Developing Advanced MRI Methods to Better Understand the Brain

Molly Bright, DPhil, is an assistant professor of Physical Therapy and Human Movement Sciences and of Biomedical Engineering in the McCormick School of Engineering. Her research focuses on developing functional MRI (fMRI) techniques to assess the function and interaction of neural activity and vascular physiology throughout the central nervous system, with an emphasis on translating these approaches directly to patients with movement impairments. 

What are your research interests? 

I develop fMRI methods to understand the human brain, with a special focus on people with movement impairments. I am particularly interested in capturing neural activity throughout the entire central nervous system – lots of studies only capture cortical information, but this is only one part of the larger story when thinking about human movement. My lab works hard to get high-quality data in the brainstem, cerebellum and even spinal cord to really achieve a “systems” view of motor control. I also want to push these methods to get trustworthy information in individual patients, rather than relying on averaging our data across larger populations. Our research studies focus on “precision” imaging, changing how we acquire and process fMRI data to map brain function of a single subject. Finally, fMRI is fundamentally a vascular imaging method, where we can infer neural activity. I try to capitalize on this “dual nature” and characterize both neural and vascular function. This is particularly important in pathologies where both systems are impacted, like in stroke. 

What is the ultimate goal of your research? 

I want fMRI to be useful. It is a technique with a lot of potential and a lot of use in research studies, but it has yet to fully translate and make meaningful clinical impact. I want to help get us over that hurdle and make fMRI a reliable tool that can contribute to clinical decision-making. For example, I want fMRI to guide the optimization and even personalization of rehabilitative treatments. 

How did you become interested in this area of research?  

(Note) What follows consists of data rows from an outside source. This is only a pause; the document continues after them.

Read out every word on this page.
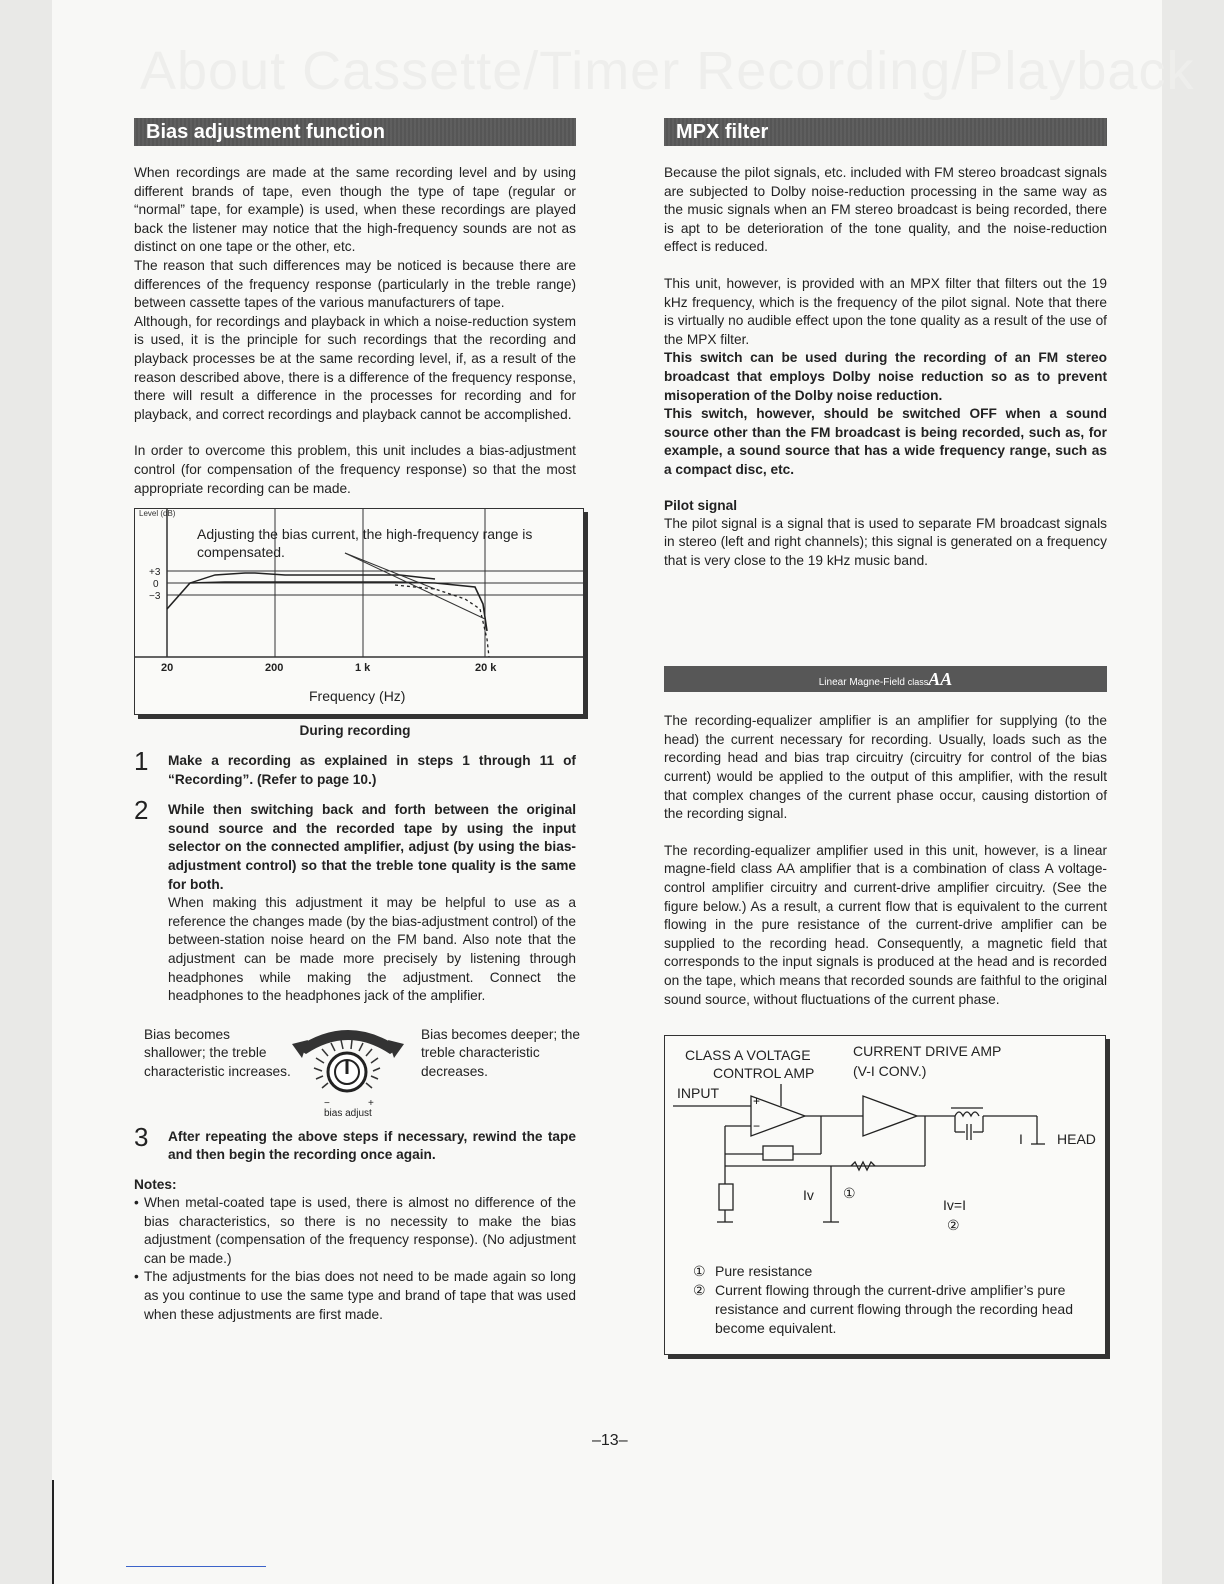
About Cassette/Timer Recording/Playback
Bias adjustment function

When recordings are made at the same recording level and by using different brands of tape, even though the type of tape (regular or “normal” tape, for example) is used, when these recordings are played back the listener may notice that the high-frequency sounds are not as distinct on one tape or the other, etc.

The reason that such differences may be noticed is because there are differences of the frequency response (particularly in the treble range) between cassette tapes of the various manufacturers of tape.

Although, for recordings and playback in which a noise-reduction system is used, it is the principle for such recordings that the recording and playback processes be at the same recording level, if, as a result of the reason described above, there is a difference of the frequency response, there will result a difference in the processes for recording and for playback, and correct recordings and playback cannot be accomplished.

In order to overcome this problem, this unit includes a bias-adjustment control (for compensation of the frequency response) so that the most appropriate recording can be made.

Level (dB)
+3
0
−3
20	200	1 k	20 k
Frequency (Hz)
Adjusting the bias current, the high-frequency range is compensated.
During recording
1 Make a recording as explained in steps 1 through 11 of “Recording”. (Refer to page 10.)
2 While then switching back and forth between the original sound source and the recorded tape by using the input selector on the connected amplifier, adjust (by using the bias-adjustment control) so that the treble tone quality is the same for both.
When making this adjustment it may be helpful to use as a reference the changes made (by the bias-adjustment control) of the between-station noise heard on the FM band. Also note that the adjustment can be made more precisely by listening through headphones while making the adjustment. Connect the headphones to the headphones jack of the amplifier.
Bias becomes shallower; the treble characteristic increases.
−	+
bias adjust
Bias becomes deeper; the treble characteristic decreases.
3 After repeating the above steps if necessary, rewind the tape and then begin the recording once again.
Notes:
• When metal-coated tape is used, there is almost no difference of the bias characteristics, so there is no necessity to make the bias adjustment (compensation of the frequency response). (No adjustment can be made.)
• The adjustments for the bias does not need to be made again so long as you continue to use the same type and brand of tape that was used when these adjustments are first made.
MPX filter

Because the pilot signals, etc. included with FM stereo broadcast signals are subjected to Dolby noise-reduction processing in the same way as the music signals when an FM stereo broadcast is being recorded, there is apt to be deterioration of the tone quality, and the noise-reduction effect is reduced.

This unit, however, is provided with an MPX filter that filters out the 19 kHz frequency, which is the frequency of the pilot signal. Note that there is virtually no audible effect upon the tone quality as a result of the use of the MPX filter.

This switch can be used during the recording of an FM stereo broadcast that employs Dolby noise reduction so as to prevent misoperation of the Dolby noise reduction.

This switch, however, should be switched OFF when a sound source other than the FM broadcast is being recorded, such as, for example, a sound source that has a wide frequency range, such as a compact disc, etc.

Pilot signal

The pilot signal is a signal that is used to separate FM broadcast signals in stereo (left and right channels); this signal is generated on a frequency that is very close to the 19 kHz music band.

Linear Magne-Field classAA

The recording-equalizer amplifier is an amplifier for supplying (to the head) the current necessary for recording. Usually, loads such as the recording head and bias trap circuitry (circuitry for control of the bias current) would be applied to the output of this amplifier, with the result that complex changes of the current phase occur, causing distortion of the recording signal.

The recording-equalizer amplifier used in this unit, however, is a linear magne-field class AA amplifier that is a combination of class A voltage-control amplifier circuitry and current-drive amplifier circuitry. (See the figure below.) As a result, a current flow that is equivalent to the current flowing in the pure resistance of the current-drive amplifier can be supplied to the recording head. Consequently, a magnetic field that corresponds to the input signals is produced at the head and is recorded on the tape, which means that recorded sounds are faithful to the original sound source, without fluctuations of the current phase.

+
−
CLASS A VOLTAGE
CONTROL AMP
CURRENT DRIVE AMP
(V-I CONV.)
INPUT
I HEAD
Iv ①
Iv=I
②
① Pure resistance
② Current flowing through the current-drive amplifier’s pure resistance and current flowing through the recording head become equivalent.
–13–
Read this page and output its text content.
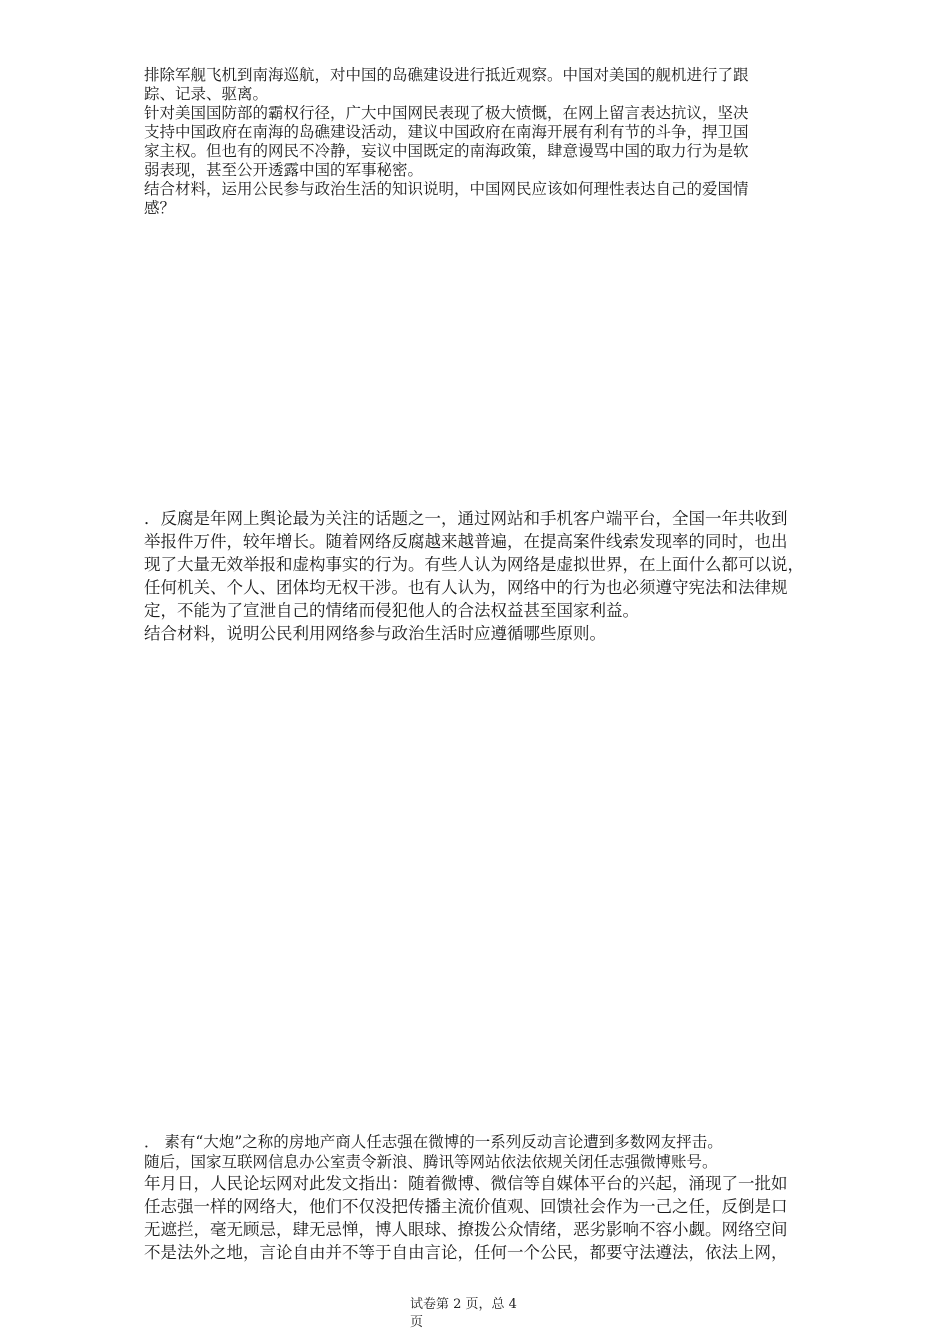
排除军舰飞机到南海巡航，对中国的岛礁建设进行抵近观察。中国对美国的舰机进行了跟
踪、记录、驱离。
针对美国国防部的霸权行径，广大中国网民表现了极大愤慨，在网上留言表达抗议，坚决
支持中国政府在南海的岛礁建设活动，建议中国政府在南海开展有利有节的斗争，捍卫国
家主权。但也有的网民不冷静，妄议中国既定的南海政策，肆意谩骂中国的取力行为是软
弱表现，甚至公开透露中国的军事秘密。
结合材料，运用公民参与政治生活的知识说明，中国网民应该如何理性表达自己的爱国情
感？
．反腐是年网上舆论最为关注的话题之一，通过网站和手机客户端平台，全国一年共收到
举报件万件，较年增长。随着网络反腐越来越普遍，在提高案件线索发现率的同时，也出
现了大量无效举报和虚构事实的行为。有些人认为网络是虚拟世界，在上面什么都可以说，
任何机关、个人、团体均无权干涉。也有人认为，网络中的行为也必须遵守宪法和法律规
定，不能为了宣泄自己的情绪而侵犯他人的合法权益甚至国家利益。
结合材料，说明公民利用网络参与政治生活时应遵循哪些原则。
． 素有“大炮”之称的房地产商人任志强在微博的一系列反动言论遭到多数网友抨击。
随后，国家互联网信息办公室责令新浪、腾讯等网站依法依规关闭任志强微博账号。
年月日，人民论坛网对此发文指出：随着微博、微信等自媒体平台的兴起，涌现了一批如
任志强一样的网络大，他们不仅没把传播主流价值观、回馈社会作为一己之任，反倒是口
无遮拦，毫无顾忌，肆无忌惮，博人眼球、撩拨公众情绪，恶劣影响不容小觑。网络空间
不是法外之地，言论自由并不等于自由言论，任何一个公民，都要守法遵法，依法上网，
试卷第 2 页，总 4
页
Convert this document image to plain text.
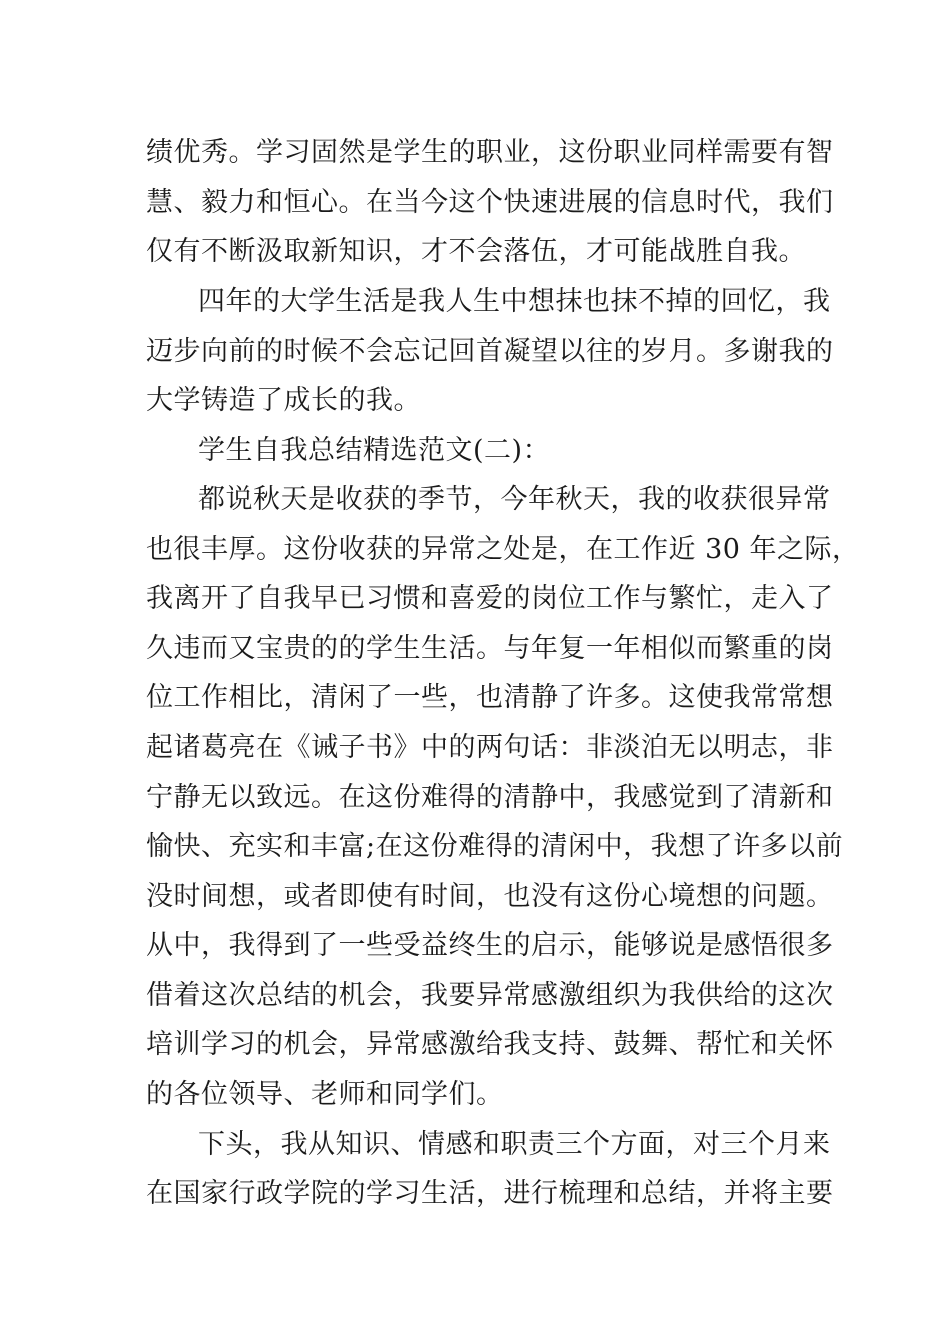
绩优秀。学习固然是学生的职业，这份职业同样需要有智
慧、毅力和恒心。在当今这个快速进展的信息时代，我们
仅有不断汲取新知识，才不会落伍，才可能战胜自我。
四年的大学生活是我人生中想抹也抹不掉的回忆，我
迈步向前的时候不会忘记回首凝望以往的岁月。多谢我的
大学铸造了成长的我。
学生自我总结精选范文(二)：
都说秋天是收获的季节，今年秋天，我的收获很异常
也很丰厚。这份收获的异常之处是，在工作近 30 年之际，
我离开了自我早已习惯和喜爱的岗位工作与繁忙，走入了
久违而又宝贵的的学生生活。与年复一年相似而繁重的岗
位工作相比，清闲了一些，也清静了许多。这使我常常想
起诸葛亮在《诫子书》中的两句话：非淡泊无以明志，非
宁静无以致远。在这份难得的清静中，我感觉到了清新和
愉快、充实和丰富;在这份难得的清闲中，我想了许多以前
没时间想，或者即使有时间，也没有这份心境想的问题。
从中，我得到了一些受益终生的启示，能够说是感悟很多
借着这次总结的机会，我要异常感激组织为我供给的这次
培训学习的机会，异常感激给我支持、鼓舞、帮忙和关怀
的各位领导、老师和同学们。
下头，我从知识、情感和职责三个方面，对三个月来
在国家行政学院的学习生活，进行梳理和总结，并将主要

With my background in physics, I became interested in medical imaging quite early on, and I entered a unique graduate training program that linked the University of Oxford and the National Institutes of Health. Speaking with potential mentors there, I thought MRI was a particularly exciting opportunity because this one scanner could be sensitive to an incredibly diverse range of physiological factors. With one tool, you could see overt structural brain changes, subtle tissue damage, impaired perfusion, metabolic changes, iron deposition and even localized neural activity. It’s also endlessly fascinating to educate myself about neuroscience and physiology while I adapt MRI methods to study the brain.  

More practically, it is a research field where I enjoy getting to wear many hats, with any given day involving some coding and simulations, hardware design and testing, signal processing, physiological modeling, clinical trial oversight, working with colleagues from all over the medical school, and engaging with our research participants. It’s genuinely fun. 

What types of collaborations are you engaged in across campus (and beyond)? 

My most productive collaborations here in Chicago are with physical therapy investigators at Northwestern and the Shirley Ryan AbilityLab, combining my imaging methodology with their expertise in movement impairments and rehabilitative interventions. With Julius Dewald, PhD, we are mapping the neural control of movement in chronic stroke, seeking to characterize the specific motor pathways that a given individual is using. With Milap Sandhu, PhD, we are using neuroimaging to identify the mechanisms by which acute intermittent hypoxia therapy improves strength and walking function in multiple sclerosis, with the goal of using imaging to one day personalize this intervention.  

Where have you recently published papers? 

Much of our methods development work finds a home in Imaging Neuroscience and similar imaging-focused journals. Other recent studies have been published in Cerebral Cortex, the Journal of Cerebral Blood Flow and Metabolism, Scientific Reports and IEEE publications. 

Who inspires you?  

I’m currently teaching a graduate course in physiology for biomedical engineers, and I’ve been incorporating historic literature into the reading assignments. These papers, many from the early 1900s, reflect an entirely different landscape of research, where scientists had to be incredibly creative to achieve their experiments without modern technology. The “giants” of that time spawned multiple new research disciplines, leading to countless medical advances. I’ve found myself quite inspired by these historical scientists, and I want to emulate their openness and curiosity about how the world works.